Alongside RBS, Barrett-Connor led the Diabetes Prevention Program Outcomes Study. She was also interested in overlooked issues in men's health, including osteoporosis, and was involved with the Osteoporotic Fractures in Men Study and Testosterone Trials. In 1971 Barrett-Connor established the UCSD Epidemiology and Biostatistics Course.

Her approach to storing blood samples to investigate new hypotheses at a later date was adopted by the European Prospective Investigation into Cancer and Nutrition and the UK Biobank study.

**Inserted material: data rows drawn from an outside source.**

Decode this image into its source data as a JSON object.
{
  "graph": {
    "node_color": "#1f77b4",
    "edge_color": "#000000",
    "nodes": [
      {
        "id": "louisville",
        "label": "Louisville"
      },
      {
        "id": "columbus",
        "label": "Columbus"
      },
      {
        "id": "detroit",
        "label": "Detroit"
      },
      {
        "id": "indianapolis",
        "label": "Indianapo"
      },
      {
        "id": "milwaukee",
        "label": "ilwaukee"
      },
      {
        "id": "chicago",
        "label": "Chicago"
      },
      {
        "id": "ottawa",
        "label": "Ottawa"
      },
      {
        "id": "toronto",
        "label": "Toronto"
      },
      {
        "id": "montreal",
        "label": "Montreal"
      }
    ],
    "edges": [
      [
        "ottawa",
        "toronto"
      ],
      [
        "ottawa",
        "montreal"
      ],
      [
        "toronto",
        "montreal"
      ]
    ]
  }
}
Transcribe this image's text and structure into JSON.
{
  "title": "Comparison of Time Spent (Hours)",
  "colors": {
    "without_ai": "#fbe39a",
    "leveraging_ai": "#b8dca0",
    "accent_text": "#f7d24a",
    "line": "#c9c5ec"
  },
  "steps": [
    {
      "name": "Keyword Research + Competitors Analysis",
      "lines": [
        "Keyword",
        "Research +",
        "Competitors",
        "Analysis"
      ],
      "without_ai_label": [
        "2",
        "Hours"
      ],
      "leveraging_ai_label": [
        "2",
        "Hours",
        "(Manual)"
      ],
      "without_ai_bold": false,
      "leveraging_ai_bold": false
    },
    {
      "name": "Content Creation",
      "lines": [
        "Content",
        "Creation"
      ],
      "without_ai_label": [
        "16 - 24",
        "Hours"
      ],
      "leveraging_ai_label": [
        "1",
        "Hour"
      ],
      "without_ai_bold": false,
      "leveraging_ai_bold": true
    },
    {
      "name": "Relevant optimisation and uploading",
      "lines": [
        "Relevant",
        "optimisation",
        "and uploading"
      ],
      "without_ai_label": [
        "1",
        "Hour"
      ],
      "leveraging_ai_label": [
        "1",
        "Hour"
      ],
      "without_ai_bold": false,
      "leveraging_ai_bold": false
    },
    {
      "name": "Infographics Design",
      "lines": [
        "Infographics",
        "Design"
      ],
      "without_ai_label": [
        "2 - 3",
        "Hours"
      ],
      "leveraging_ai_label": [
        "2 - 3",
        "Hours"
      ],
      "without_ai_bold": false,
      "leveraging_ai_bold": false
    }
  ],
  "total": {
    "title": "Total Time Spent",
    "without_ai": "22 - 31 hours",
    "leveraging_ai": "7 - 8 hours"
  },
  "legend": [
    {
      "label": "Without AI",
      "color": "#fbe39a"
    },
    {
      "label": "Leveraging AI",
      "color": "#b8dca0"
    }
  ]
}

=== Awards and honours ===

- 1986 American College of Preventive Medicine Boucot Sturgis Lecture
- 1987 American Diabetes Association Kelly West Memorial Lecture
- 1994 American College of Physicians James D. Bruce Memorial Award
- 1995 National Institutes of Health Florence Mahoney Lecture
- 1997 Society for Epidemiologic Research John C. Cassel Memorial Lecture
- 1998 American Epidemiological Society Harry S. Feldman Lecture
- 1999 National Institutes of Health Award for Outstanding Work
- 1999 London School of Hygiene & Tropical Medicine Heath Clark Lecture
- 2003 American Society for Preventive Cardiology Stokes Award
- 2003 Cornell University Medical College Alumni Association Award of Distinction
- 2003 Endocrine Society Clinical Investigator Award
- 2004 Awarded an honorary doctorate at the Norwegian University of Science and Technology (NTNU)
- 2009 National Osteoporosis Foundation Living Legacy Award
- 2009 American Heart Association Distinguished Scientist Award
- 2011 American Heart Association Population Research Prize
- 2012 Endocrine Society Mentoring Award
- 2013 International Academy of Cardiology Distinguished Fellowship Award
- 2013 Women in Epidemiology, Epidemiology and Prevention Mentoring Award
- 2018 Endocrine Society's Fred Conrad Koch Lifetime Achievement Award

The American Heart Association hold a series of Elizabeth Barrett-Connor research awards in her honour. She has previously served as the President of the American Public Health Association, the American Epidemiological Society, the American Heart Association Epidemiology Council and the Society for Epidemiologic Research.

== Personal life ==
Barrett-Connor was married to James Connor, a paediatrician at the University of California, San Diego. She had three children, Jonathan, Caroline and Steven as well as two-step children, James-Davis and Susan. Barrett-Connor died on June 10, 2019.